As an artist, one of the ways Siwani chooses to explore her experiences is through using her own body as a means of communication. She understands these experiences better than anyone else, she tells me, and were she to use another’s physicality – one with it’s own stories – she would need to be sure of what that story is. “This is why I put myself in. Who better understands my own experiences, my own memories and my own journey than myself?”

From her mesmerising live performance pieces and dazzling sculptural creations, to the inspired visual documentation of her art, Siwani’s body of work touches on difficult subjects without shying away from their complexity. Topics like race, colonisation, apartheid, gender, sex, language, and anthropology all emerge in her work, encouraging viewers to ask questions rather than simply providing them with answers.

Right now, Siwani is in the Netherlands where she is participating in a rather unusual artist recidency. Based in a mental institution in a little town called Den Dolder, she is required to work with the patients and create an art piece through her interaction with them. “I got invited because I’m interested in illness, you know – the liminal space between what drives you crazy as a sangoma – I guess that would be a thing – but also the historical links,” she explains.

Having lived a rather nomadic existence – she's lived in the Eastern Cape, Johannesburg and Cape Town – Siwani’s work continues to see her roaming the globe. Earlier this year, she exhibited her work alongside South African artists Grace Cross and Thania Petersen at LKB/G Gallery in Germany; was  included in the Art/Africa, le nouvel atelier exhibition at Fondation Louis Vuitton in Paris and more recently had a solo exhibition at Galeria Madragoa in Lisbon, Portugal.

With all these stamps crammed into her passport, I ask her whether the concept of ‘place’ plays a strong part in the art she creates.

Buhlebezwe Siwani

“It really, really does,” Siwani says, admitting to always getting nervous when leaving home. “South Africa is South Africa and different parts of South Africa, they’re different – they’re specific to particular years and particular histories.

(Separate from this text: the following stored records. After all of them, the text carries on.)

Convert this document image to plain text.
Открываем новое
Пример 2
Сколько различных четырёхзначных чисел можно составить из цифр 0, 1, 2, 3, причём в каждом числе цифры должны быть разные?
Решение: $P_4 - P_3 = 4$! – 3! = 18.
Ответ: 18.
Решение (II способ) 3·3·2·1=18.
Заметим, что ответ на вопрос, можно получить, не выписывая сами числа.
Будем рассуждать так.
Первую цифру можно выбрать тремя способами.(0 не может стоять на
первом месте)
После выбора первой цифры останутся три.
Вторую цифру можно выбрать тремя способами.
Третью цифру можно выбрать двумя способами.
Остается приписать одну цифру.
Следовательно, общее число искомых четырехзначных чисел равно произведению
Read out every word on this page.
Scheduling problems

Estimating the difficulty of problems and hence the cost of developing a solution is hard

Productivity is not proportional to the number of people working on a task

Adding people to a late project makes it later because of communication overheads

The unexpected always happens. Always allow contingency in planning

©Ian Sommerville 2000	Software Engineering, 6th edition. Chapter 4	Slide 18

So, when I go to somewhere like the Netherlands, where I am right now, I’m just like, wow, we have such a deep history and such a deep connection with this particular country.”

It is these disparities and connections that Siwani continues to artistically explore, discovering unique parallels within each space she moves into. With each piece of imagery she creates, she feeds her audience particular social signs and symbols, leaving it up to them to decipher. “I’ve always said if art doesn’t engage socially what are you making it for? If it doesn’t engage with the social economics of our time, with the political economics of our time then why are you making it?”